Last Sunday, Brooklyn Tabernacle Church in Brooklyn New York, hosted a viewing of a documentary called “God grew tired of us” about the Lost Boys of Sudan. Narrated my Nicole Kidman and produced by Brad Pitt, the story is about a group of boys between 7 and thirteen who fled death in the Sudan and marched thousands of miles to Kenya, then Ethiopia. About 400 of them were lucky enough to be adopted by American charities and brought to the United States. The story is about four of these boys and their experiences.
I never would have watched this if I had not been tricked into thinking I was coming to church for a praise and worship service. Usually, I try and stay away from gut-wrenching African Stories. Actually, I usually try and stay away from movies that might make me cry, or scared, or scream. But I was in church and it would have looked awkward to leave right after I got there. So I sat.

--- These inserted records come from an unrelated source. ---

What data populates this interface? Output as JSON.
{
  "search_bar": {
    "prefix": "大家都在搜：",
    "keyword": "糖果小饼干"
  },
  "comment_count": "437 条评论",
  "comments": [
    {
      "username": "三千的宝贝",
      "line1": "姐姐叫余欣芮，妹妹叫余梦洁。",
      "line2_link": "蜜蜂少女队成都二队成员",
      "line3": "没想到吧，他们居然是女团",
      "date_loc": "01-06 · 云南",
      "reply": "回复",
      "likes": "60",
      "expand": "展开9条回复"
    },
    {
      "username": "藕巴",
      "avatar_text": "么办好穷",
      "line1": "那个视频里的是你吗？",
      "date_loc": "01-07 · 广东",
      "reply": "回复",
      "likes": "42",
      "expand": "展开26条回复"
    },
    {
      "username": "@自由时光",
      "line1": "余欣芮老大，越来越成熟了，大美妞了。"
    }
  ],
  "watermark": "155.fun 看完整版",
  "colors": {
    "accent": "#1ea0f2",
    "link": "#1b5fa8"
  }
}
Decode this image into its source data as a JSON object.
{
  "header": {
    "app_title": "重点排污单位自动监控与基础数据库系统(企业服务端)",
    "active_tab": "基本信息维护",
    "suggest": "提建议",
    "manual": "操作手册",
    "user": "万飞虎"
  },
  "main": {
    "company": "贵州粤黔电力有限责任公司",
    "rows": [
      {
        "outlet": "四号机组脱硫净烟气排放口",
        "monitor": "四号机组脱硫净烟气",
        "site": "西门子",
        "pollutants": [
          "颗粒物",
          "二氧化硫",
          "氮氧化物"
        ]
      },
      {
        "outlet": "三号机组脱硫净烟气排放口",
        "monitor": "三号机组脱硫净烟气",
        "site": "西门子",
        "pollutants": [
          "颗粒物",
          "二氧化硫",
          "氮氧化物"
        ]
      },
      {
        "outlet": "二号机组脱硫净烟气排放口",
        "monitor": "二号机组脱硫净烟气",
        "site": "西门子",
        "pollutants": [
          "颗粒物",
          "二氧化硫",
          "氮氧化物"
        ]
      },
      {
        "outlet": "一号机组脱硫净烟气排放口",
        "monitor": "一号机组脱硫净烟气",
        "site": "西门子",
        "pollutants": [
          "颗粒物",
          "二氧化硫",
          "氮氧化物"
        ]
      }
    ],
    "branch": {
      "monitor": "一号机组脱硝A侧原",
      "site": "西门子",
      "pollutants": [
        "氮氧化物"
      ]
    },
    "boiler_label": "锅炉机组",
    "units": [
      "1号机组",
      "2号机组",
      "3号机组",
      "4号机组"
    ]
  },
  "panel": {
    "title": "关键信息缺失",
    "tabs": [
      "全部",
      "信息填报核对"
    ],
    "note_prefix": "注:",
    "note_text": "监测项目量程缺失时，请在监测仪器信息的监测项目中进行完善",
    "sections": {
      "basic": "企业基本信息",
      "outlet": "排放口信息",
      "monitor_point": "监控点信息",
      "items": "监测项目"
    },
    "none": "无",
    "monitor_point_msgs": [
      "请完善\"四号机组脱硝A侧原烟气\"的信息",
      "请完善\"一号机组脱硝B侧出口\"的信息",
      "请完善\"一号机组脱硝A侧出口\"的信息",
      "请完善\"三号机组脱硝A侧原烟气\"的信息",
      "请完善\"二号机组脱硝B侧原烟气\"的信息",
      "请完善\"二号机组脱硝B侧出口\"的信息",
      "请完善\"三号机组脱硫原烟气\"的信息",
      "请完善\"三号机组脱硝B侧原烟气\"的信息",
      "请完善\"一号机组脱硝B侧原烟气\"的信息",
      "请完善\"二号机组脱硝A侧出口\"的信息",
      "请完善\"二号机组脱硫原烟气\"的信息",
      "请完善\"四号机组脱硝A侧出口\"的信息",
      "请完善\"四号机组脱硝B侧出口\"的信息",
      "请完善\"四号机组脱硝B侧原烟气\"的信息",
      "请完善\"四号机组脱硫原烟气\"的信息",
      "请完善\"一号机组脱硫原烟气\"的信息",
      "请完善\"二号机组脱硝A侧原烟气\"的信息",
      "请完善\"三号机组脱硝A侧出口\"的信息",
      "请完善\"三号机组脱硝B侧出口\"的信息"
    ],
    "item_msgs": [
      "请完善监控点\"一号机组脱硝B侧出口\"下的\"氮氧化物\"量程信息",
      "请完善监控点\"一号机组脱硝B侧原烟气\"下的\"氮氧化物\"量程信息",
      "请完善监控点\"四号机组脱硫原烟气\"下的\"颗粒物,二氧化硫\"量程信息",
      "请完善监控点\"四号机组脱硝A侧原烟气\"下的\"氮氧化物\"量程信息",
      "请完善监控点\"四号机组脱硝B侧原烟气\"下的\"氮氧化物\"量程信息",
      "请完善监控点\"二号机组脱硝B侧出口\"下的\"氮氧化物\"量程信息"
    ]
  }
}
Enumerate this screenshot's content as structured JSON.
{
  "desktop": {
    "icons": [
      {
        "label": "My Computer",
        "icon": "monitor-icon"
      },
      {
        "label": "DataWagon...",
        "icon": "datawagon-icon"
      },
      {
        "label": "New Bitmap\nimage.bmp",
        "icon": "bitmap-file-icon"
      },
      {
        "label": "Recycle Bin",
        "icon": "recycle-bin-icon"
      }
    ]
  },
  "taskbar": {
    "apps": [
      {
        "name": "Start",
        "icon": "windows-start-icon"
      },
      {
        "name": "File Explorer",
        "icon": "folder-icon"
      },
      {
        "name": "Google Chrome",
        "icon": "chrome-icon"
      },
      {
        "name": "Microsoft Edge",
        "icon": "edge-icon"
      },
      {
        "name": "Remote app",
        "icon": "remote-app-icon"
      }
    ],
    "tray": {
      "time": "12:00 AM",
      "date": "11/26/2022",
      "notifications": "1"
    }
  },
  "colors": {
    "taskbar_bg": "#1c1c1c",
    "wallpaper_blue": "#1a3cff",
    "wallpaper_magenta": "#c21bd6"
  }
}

I was in tears ten minutes after the camera started rolling. To me, this was not just a movie about a bunch of boys. It was about kids that could have been my brothers. It was all too close to home. Zambians have never had a war to be refuges, but we’re surrounded by warring countries on 5 of our 7 borders. We see refugees every day. This brought it all home. The scenery, that horrible red dust that clings to everything, the hot dry air that parches your throat and sucks moisture from your pores was all too familiar. The endless walking. Once, my father dropped my siblings and I at his village to bond with his father and the land. We were left in the middle of the bush, half a day’s drive from the nearest town. My youngest brother, then about 8 years old, had an asthma attack one night and the next day, my uncle and I had to walk all day to the next farm to use their phone to call home. I remember we started off around 4am in the morning and walked constantly, up and down hills. My legs were so sore. I remember the dust clogging my throat and my tongue feeling so heavy. In retrospect, it hadn’t been so bad, the walk had really only been a couple of hours, three at the most, with constant stops because I kept whining. I was a city kid. I was sure I was going to die from fatigue.
The terrain the boys had walked, although not my backyard, looked familiar. For me, these kids weren’t just little African boys far far away. They could have been my cousins, my relatives. I watched as they came to America and marveled at electricity and wowed over the fact that they would all get an entire bed to themselves. I watched as they talked about getting ready to work, to do whatever work they could get here in America. ‘Even digging pit latrines’. It was funny, but it was sad too. I watched as, in the end, when a mother of one of the boys finally meets her son again after almost fifteen years, after thinking he was dead, then lost. I watched her do the welcome dance at the airport and saw how everybody looked at her strangely. It was funny. The church laughed, even as I wept into yet another Kleenex. I could imagine my own mother doing that dance, making that noise, being that happy.
It was more than just a documentary. It was a slice of life. It was different, because, even through all the gloom and doom, the hope was there, a little flame. Soft, but never wavering. For a change, Africa had been portrayed to have hope. Something of the innate joy and eternal optimism and drive that is so much a part of every African had been captured. In the end, I was glad I had seen it. My grandmother used to say that there is a silver lining even in storm clouds. I had stopped and forgotten to look for life’s silver linings. This movie, as much as it made me cry, made me homesick, made me laugh. It also reminded me about hope, about never giving up. About walking even with no end in sight. It reminded me about silver linings, and about how I can find them, if I just stop and look.